Jason Kanter jkanter at rollingball.com
Mon Sep 18 21:36:29 MDT 2006


Let's take the Vallotti as an example.

The rollingball chart shows the sizes of the intervals as red, blue, green columns, and lists the offsets below each column. For the Vallotti, the offsets from ET are listed as
    C +5.87
    G +3.91
    D +1.96
    A    0.00
    etc. to F +7.82
    and then C +5.87 again, 
because every C on the piano is tuned 5.87 cents sharp.

In your ETD of choice, you would enter those offsets. Note, the offsets on the charts are listed in the order of the circle of fifths. The ETD will want them in chromatic sequence, which I did not provide on the charts, so double-check when you copy them in order ... easy to transpose two numbers and screw the whole temperament.

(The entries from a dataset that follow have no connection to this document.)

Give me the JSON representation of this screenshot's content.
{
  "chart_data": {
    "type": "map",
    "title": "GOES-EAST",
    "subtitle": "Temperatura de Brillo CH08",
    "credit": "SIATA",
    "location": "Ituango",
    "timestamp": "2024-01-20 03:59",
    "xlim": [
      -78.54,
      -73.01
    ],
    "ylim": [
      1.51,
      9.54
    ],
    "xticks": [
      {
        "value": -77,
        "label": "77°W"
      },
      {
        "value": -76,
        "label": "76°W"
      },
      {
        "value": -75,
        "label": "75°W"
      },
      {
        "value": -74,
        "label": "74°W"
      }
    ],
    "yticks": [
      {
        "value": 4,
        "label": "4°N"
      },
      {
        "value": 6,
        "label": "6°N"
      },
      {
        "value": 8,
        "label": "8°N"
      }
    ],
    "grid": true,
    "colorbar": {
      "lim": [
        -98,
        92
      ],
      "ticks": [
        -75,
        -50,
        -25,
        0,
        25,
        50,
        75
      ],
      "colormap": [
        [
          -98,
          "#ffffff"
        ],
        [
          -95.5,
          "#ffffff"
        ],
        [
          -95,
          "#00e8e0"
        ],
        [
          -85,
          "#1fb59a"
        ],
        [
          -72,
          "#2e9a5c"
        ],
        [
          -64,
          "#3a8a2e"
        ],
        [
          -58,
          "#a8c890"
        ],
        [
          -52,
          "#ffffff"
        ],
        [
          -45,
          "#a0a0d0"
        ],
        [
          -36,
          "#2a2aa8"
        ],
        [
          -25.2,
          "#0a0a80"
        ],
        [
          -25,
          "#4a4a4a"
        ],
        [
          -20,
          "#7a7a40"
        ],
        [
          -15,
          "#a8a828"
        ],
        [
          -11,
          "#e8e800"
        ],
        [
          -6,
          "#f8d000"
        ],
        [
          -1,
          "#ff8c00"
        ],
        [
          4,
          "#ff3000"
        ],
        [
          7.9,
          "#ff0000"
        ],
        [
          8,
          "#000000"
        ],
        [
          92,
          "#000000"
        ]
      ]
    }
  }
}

Now: notice the offset for A is 0; this is in order to preserve A=440. However, the cumulative effect of the Vallotti is to raise tension an average of 1.96 cents per note. So if you want to "zero out the tension" ... i.e. fool the soundboard into thinking that nothing has really changed, perhaps preserving tuning stability ... you would then "add -1.96" (or subtract 1.96) from each of the offsets, i.e. tune C at +3.91, G at +1.95, D at 0.00, A at -1.96 cents, etc.

If you want to do these by aural methods, (and they are generally easier than ET by a long shot), you have to look elsewhere for the tuning instructions - I did not include them on my website. (I mention this possibility because you ask if you would tune an F-F temperament.)

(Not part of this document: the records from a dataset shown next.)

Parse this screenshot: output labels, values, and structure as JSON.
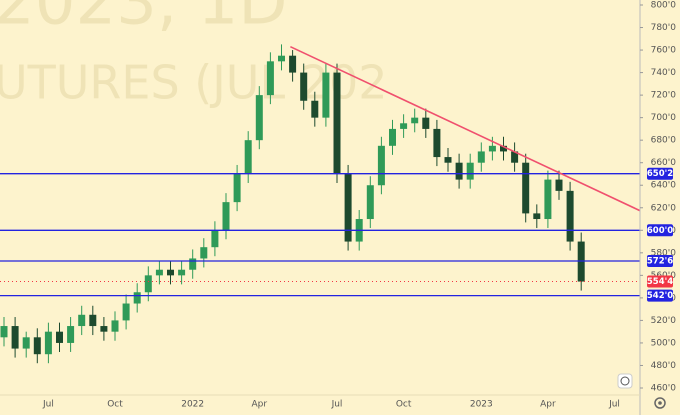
{
  "chart_data": {
    "type": "candlestick",
    "watermark": [
      "2023, 1D",
      "UTURES (JUL 202"
    ],
    "categories": [
      null,
      null,
      null,
      null,
      "Jul",
      null,
      null,
      null,
      null,
      null,
      "Oct",
      null,
      null,
      null,
      null,
      null,
      null,
      "2022",
      null,
      null,
      null,
      null,
      null,
      "Apr",
      null,
      null,
      null,
      null,
      null,
      null,
      "Jul",
      null,
      null,
      null,
      null,
      null,
      "Oct",
      null,
      null,
      null,
      null,
      null,
      null,
      "2023",
      null,
      null,
      null,
      null,
      null,
      "Apr",
      null,
      null,
      null,
      null,
      null,
      "Jul",
      null
    ],
    "open": [
      505,
      515,
      495,
      505,
      490,
      510,
      500,
      515,
      525,
      515,
      510,
      520,
      535,
      545,
      560,
      565,
      560,
      565,
      575,
      585,
      600,
      625,
      650,
      680,
      720,
      750,
      755,
      740,
      715,
      700,
      740,
      650,
      590,
      610,
      640,
      675,
      690,
      695,
      700,
      690,
      665,
      660,
      645,
      660,
      670,
      675,
      670,
      660,
      615,
      610,
      645,
      635,
      590,
      null,
      null,
      null,
      null
    ],
    "high": [
      523,
      523,
      510,
      513,
      518,
      518,
      523,
      533,
      533,
      523,
      528,
      543,
      553,
      568,
      573,
      573,
      573,
      583,
      593,
      608,
      633,
      658,
      688,
      728,
      758,
      765,
      760,
      748,
      723,
      748,
      748,
      658,
      618,
      648,
      683,
      698,
      703,
      708,
      708,
      698,
      673,
      668,
      668,
      678,
      683,
      683,
      678,
      668,
      623,
      653,
      653,
      643,
      598,
      null,
      null,
      null,
      null
    ],
    "low": [
      497,
      487,
      487,
      482,
      482,
      492,
      492,
      507,
      507,
      502,
      502,
      512,
      527,
      537,
      552,
      552,
      552,
      557,
      567,
      577,
      592,
      617,
      642,
      672,
      712,
      742,
      732,
      707,
      692,
      692,
      642,
      582,
      582,
      602,
      632,
      667,
      682,
      687,
      682,
      657,
      652,
      637,
      637,
      652,
      662,
      662,
      652,
      607,
      602,
      602,
      627,
      582,
      546.5,
      null,
      null,
      null,
      null
    ],
    "close": [
      515,
      495,
      505,
      490,
      510,
      500,
      515,
      525,
      515,
      510,
      520,
      535,
      545,
      560,
      565,
      560,
      565,
      575,
      585,
      600,
      625,
      650,
      680,
      720,
      750,
      755,
      740,
      715,
      700,
      740,
      650,
      590,
      610,
      640,
      675,
      690,
      695,
      700,
      690,
      665,
      660,
      645,
      660,
      670,
      675,
      670,
      660,
      615,
      610,
      645,
      635,
      590,
      554.5,
      null,
      null,
      null,
      null
    ],
    "up_color": "#2f9a58",
    "down_color": "#1d4a2e",
    "ylim": [
      460,
      800
    ],
    "yticks": [
      {
        "value": 460,
        "label": "460'0"
      },
      {
        "value": 480,
        "label": "480'0"
      },
      {
        "value": 500,
        "label": "500'0"
      },
      {
        "value": 520,
        "label": "520'0"
      },
      {
        "value": 540,
        "label": "540'0"
      },
      {
        "value": 560,
        "label": "560'0"
      },
      {
        "value": 580,
        "label": "580'0"
      },
      {
        "value": 600,
        "label": "600'0"
      },
      {
        "value": 620,
        "label": "620'0"
      },
      {
        "value": 640,
        "label": "640'0"
      },
      {
        "value": 660,
        "label": "660'0"
      },
      {
        "value": 680,
        "label": "680'0"
      },
      {
        "value": 700,
        "label": "700'0"
      },
      {
        "value": 720,
        "label": "720'0"
      },
      {
        "value": 740,
        "label": "740'0"
      },
      {
        "value": 760,
        "label": "760'0"
      },
      {
        "value": 780,
        "label": "780'0"
      },
      {
        "value": 800,
        "label": "800'0"
      }
    ],
    "levels": [
      {
        "value": 650.25,
        "label": "650'2"
      },
      {
        "value": 600,
        "label": "600'0"
      },
      {
        "value": 572.75,
        "label": "572'6"
      },
      {
        "value": 542,
        "label": "542'0"
      }
    ],
    "level_color": "#2323e0",
    "last_price": {
      "value": 554.5,
      "label": "554'4",
      "color": "#f23645"
    },
    "trend_line": {
      "color": "#f0506e",
      "x": [
        25.8,
        57.6
      ],
      "values": [
        763,
        616
      ]
    }
  }
}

Hope this helps. One of these days I will update the site, add chromatic lists of the offsets, maybe add bearing instructions for selected temperaments, add the Lehman Bach (which has two humps!), yadda yadda. Ask if more questions.

Jason
  ----- Original Message ----- 
  From: KeyKat88 at aol.com 
  To: pianotech at ptg.org 
  Sent: Monday, September 18, 2006 9:44 PM
  Subject: A few other temperament questions


  Greetings,

             If I finally pick a tuning and proceed, do I tune to A440? The Rollingball website .gif charts illistrate the temperament intervals from C to C. Do I start on middle C? If so, middle C of 523Hz (as in an A-440 tuning), or would I tune middle C lower?  Can I still tune an F to F procedure as I am used to for ET? 

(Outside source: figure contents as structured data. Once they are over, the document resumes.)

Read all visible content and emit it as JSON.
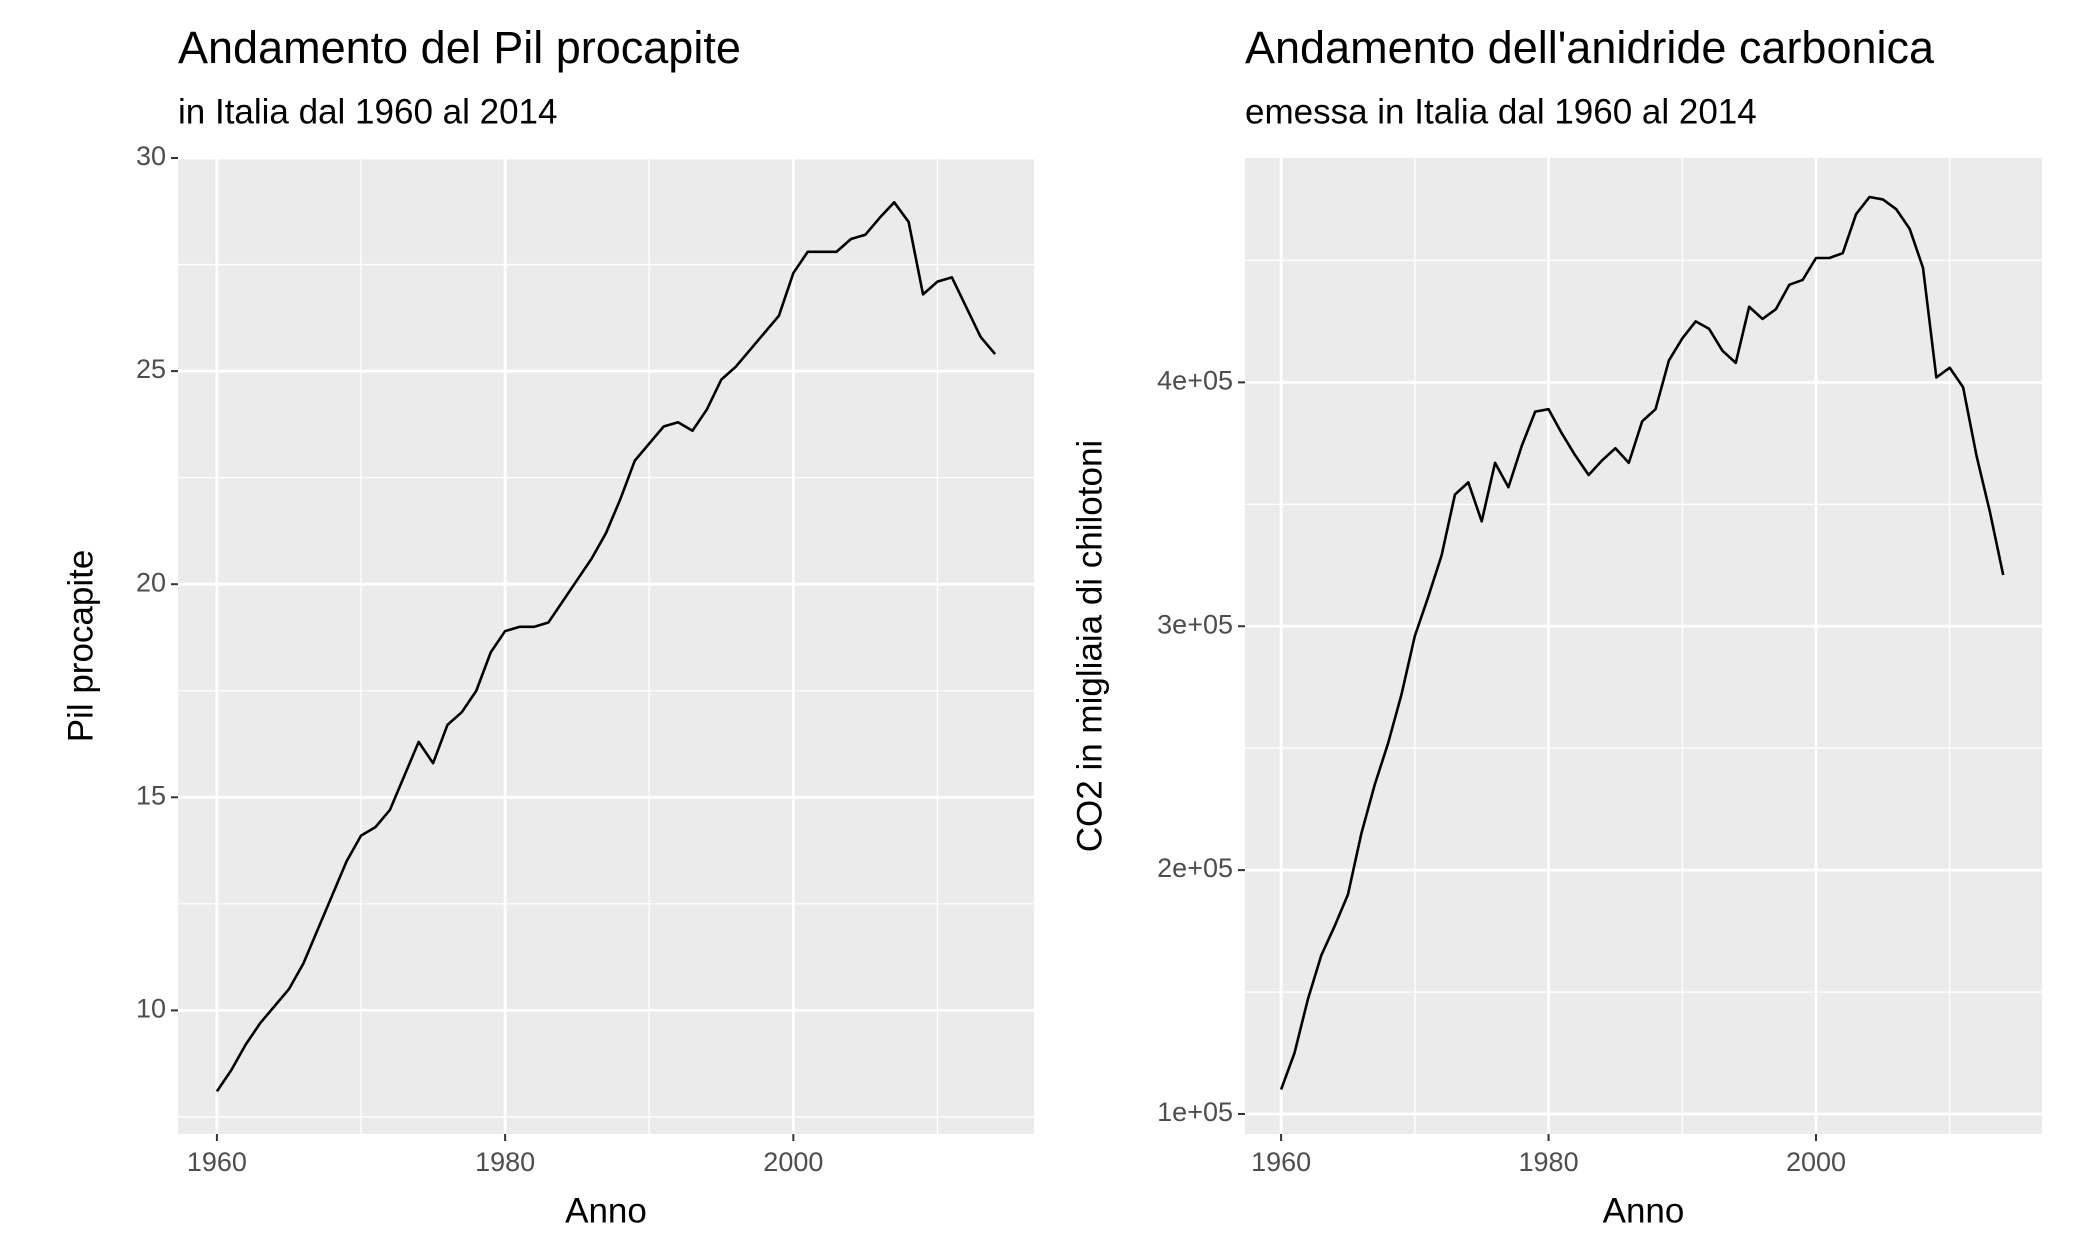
{
  "chart_data": [
    {
      "type": "line",
      "title": "Andamento del Pil procapite",
      "subtitle": "in Italia dal 1960 al 2014",
      "x_label": "Anno",
      "y_label": "Pil procapite",
      "grid": true,
      "minor_grid": true,
      "xlim": [
        1957.3,
        2016.7
      ],
      "xticks": [
        1960,
        1980,
        2000
      ],
      "ylim": [
        7.1,
        30
      ],
      "yticks": [
        10,
        15,
        20,
        25,
        30
      ],
      "x": [
        1960,
        1961,
        1962,
        1963,
        1964,
        1965,
        1966,
        1967,
        1968,
        1969,
        1970,
        1971,
        1972,
        1973,
        1974,
        1975,
        1976,
        1977,
        1978,
        1979,
        1980,
        1981,
        1982,
        1983,
        1984,
        1985,
        1986,
        1987,
        1988,
        1989,
        1990,
        1991,
        1992,
        1993,
        1994,
        1995,
        1996,
        1997,
        1998,
        1999,
        2000,
        2001,
        2002,
        2003,
        2004,
        2005,
        2006,
        2007,
        2008,
        2009,
        2010,
        2011,
        2012,
        2013,
        2014
      ],
      "series": [
        {
          "color": "#000000",
          "values": [
            8.1,
            8.6,
            9.2,
            9.7,
            10.1,
            10.5,
            11.1,
            11.9,
            12.7,
            13.5,
            14.1,
            14.3,
            14.7,
            15.5,
            16.3,
            15.8,
            16.7,
            17.0,
            17.5,
            18.4,
            18.9,
            19.0,
            19.0,
            19.1,
            19.6,
            20.1,
            20.6,
            21.2,
            22.0,
            22.9,
            23.3,
            23.7,
            23.8,
            23.6,
            24.1,
            24.8,
            25.1,
            25.5,
            25.9,
            26.3,
            27.3,
            27.8,
            27.8,
            27.8,
            28.1,
            28.2,
            28.6,
            28.96,
            28.5,
            26.8,
            27.1,
            27.2,
            26.5,
            25.8,
            25.4
          ]
        }
      ]
    },
    {
      "type": "line",
      "title": "Andamento dell'anidride carbonica",
      "subtitle": "emessa in Italia dal 1960 al 2014",
      "x_label": "Anno",
      "y_label": "CO2 in migliaia di chilotoni",
      "grid": true,
      "minor_grid": true,
      "xlim": [
        1957.3,
        2016.9
      ],
      "xticks": [
        1960,
        1980,
        2000
      ],
      "ylim": [
        91800,
        492000
      ],
      "yticks": [
        {
          "value": 100000,
          "label": "1e+05"
        },
        {
          "value": 200000,
          "label": "2e+05"
        },
        {
          "value": 300000,
          "label": "3e+05"
        },
        {
          "value": 400000,
          "label": "4e+05"
        }
      ],
      "x": [
        1960,
        1961,
        1962,
        1963,
        1964,
        1965,
        1966,
        1967,
        1968,
        1969,
        1970,
        1971,
        1972,
        1973,
        1974,
        1975,
        1976,
        1977,
        1978,
        1979,
        1980,
        1981,
        1982,
        1983,
        1984,
        1985,
        1986,
        1987,
        1988,
        1989,
        1990,
        1991,
        1992,
        1993,
        1994,
        1995,
        1996,
        1997,
        1998,
        1999,
        2000,
        2001,
        2002,
        2003,
        2004,
        2005,
        2006,
        2007,
        2008,
        2009,
        2010,
        2011,
        2012,
        2013,
        2014
      ],
      "series": [
        {
          "color": "#000000",
          "values": [
            110000,
            125000,
            147000,
            165000,
            177000,
            190000,
            215000,
            235000,
            252000,
            272000,
            296000,
            312000,
            329000,
            354000,
            359000,
            343000,
            367000,
            357000,
            374000,
            388000,
            389000,
            379000,
            370000,
            362000,
            368000,
            373000,
            367000,
            384000,
            389000,
            409000,
            418000,
            425000,
            422000,
            413000,
            408000,
            431000,
            426000,
            430000,
            440000,
            442000,
            451000,
            451000,
            453000,
            469000,
            476000,
            475000,
            471000,
            463000,
            447000,
            402000,
            406000,
            398000,
            370000,
            347000,
            321000
          ]
        }
      ]
    }
  ]
}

            Also, what does it mean on the side of the Rollingball chart where it states the following sentence: "To zero out total tension change, add this to each offset"....then it gives a number, for example the Valotti has a  -1.96 below that sentence. 

           Also, on the Rollingball chart, the low C-G and E-G is different bps than octave above it. Must I follow that difference through with all the octaves C# to C#, D to D...etc, thereby giving a "stretch" to the whole piano's tuning? if that answer is yes then the whole piano is a temperament itself, and I am not copying octaves as I would do in ET!!!???? Right? Are these temperaments stretched. Woah! I have never done this before.